In a statement, the EA said: “We are promoting a precautionary approach which assumes a water quality impact has occurred unless proven otherwise, providing bathers with the best information on any risks associated with using affected bathing waters.
“We continue to work with local communities and water companies to identify what action is needed to ensure cleaner and healthier waters for people to enjoy.”
Jo Bradley, a former EA water quality adviser who now works for environmental charity Stormwater Shepherds, told Unearthed the rising number of pollution incidents partly reflects a “massive increase in public awareness” of the sewage issue, amplified by water companies now notifying when there is a discharge. The new guidance is likely to have been designed to “manage the influx of the increased number of pollution reports”, she said.
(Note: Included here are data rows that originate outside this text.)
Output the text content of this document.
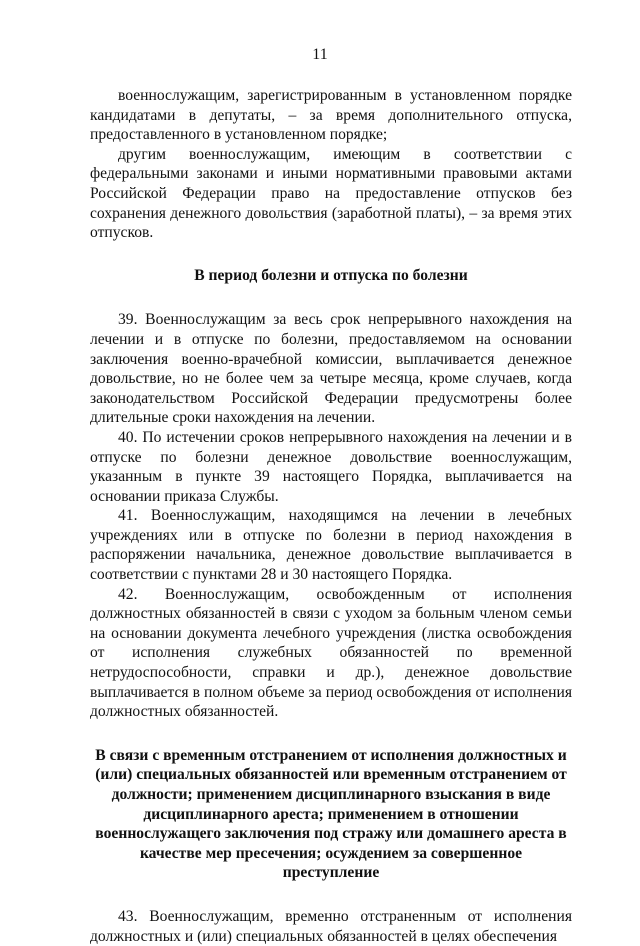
11

военнослужащим, зарегистрированным в установленном порядке кандидатами в депутаты, – за время дополнительного отпуска, предоставленного в установленном порядке;

другим военнослужащим, имеющим в соответствии с федеральными законами и иными нормативными правовыми актами Российской Федерации право на предоставление отпусков без сохранения денежного довольствия (заработной платы), – за время этих отпусков.

В период болезни и отпуска по болезни

39. Военнослужащим за весь срок непрерывного нахождения на лечении и в отпуске по болезни, предоставляемом на основании заключения военно-врачебной комиссии, выплачивается денежное довольствие, но не более чем за четыре месяца, кроме случаев, когда законодательством Российской Федерации предусмотрены более длительные сроки нахождения на лечении.

40. По истечении сроков непрерывного нахождения на лечении и в отпуске по болезни денежное довольствие военнослужащим, указанным в пункте 39 настоящего Порядка, выплачивается на основании приказа Службы.

41. Военнослужащим, находящимся на лечении в лечебных учреждениях или в отпуске по болезни в период нахождения в распоряжении начальника, денежное довольствие выплачивается в соответствии с пунктами 28 и 30 настоящего Порядка.

42. Военнослужащим, освобожденным от исполнения должностных обязанностей в связи с уходом за больным членом семьи на основании документа лечебного учреждения (листка освобождения от исполнения служебных обязанностей по временной нетрудоспособности, справки и др.), денежное довольствие выплачивается в полном объеме за период освобождения от исполнения должностных обязанностей.

В связи с временным отстранением от исполнения должностных и (или) специальных обязанностей или временным отстранением от должности; применением дисциплинарного взыскания в виде дисциплинарного ареста; применением в отношении военнослужащего заключения под стражу или домашнего ареста в качестве мер пресечения; осуждением за совершенное преступление

43. Военнослужащим, временно отстраненным от исполнения должностных и (или) специальных обязанностей в целях обеспечения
Bradley said that the water companies have always provided impact assessments for pollution events, but that the EA appears to be relying on them further. These assessments are made “using models designed in collaboration with the EA.”
Under its own policies, the EA “should be attending some major pollution [incidents]”, she added, but it has been doing so less and less in recent years due to budget cuts.
Under the previous policy, Unearthed understands, an EA pollution officer would be expected to attend the scene of a reported significant incident and personally investigate, including taking water samples.
But the new guidance states: “taking bathing water samples, in isolation, should not be relied on as evidence of either proof or absence of impact.” Instead, “evidence can include an assessment of factors such as type of pollutant, duration of input together with factors likely to increase or decrease the impact such as dilution, decay and likely bather’s [sic] exposure.”
Water samples, Bradley said, “have to be taken in context.” This guidance appears to give the Agency “a get out of jail free card” when dealing with samples provided by members of the public.
A spokesperson for Surfers Against Sewage told Unearthed: “In what world have these companies earned the public’s trust when it comes to sewage pollution?”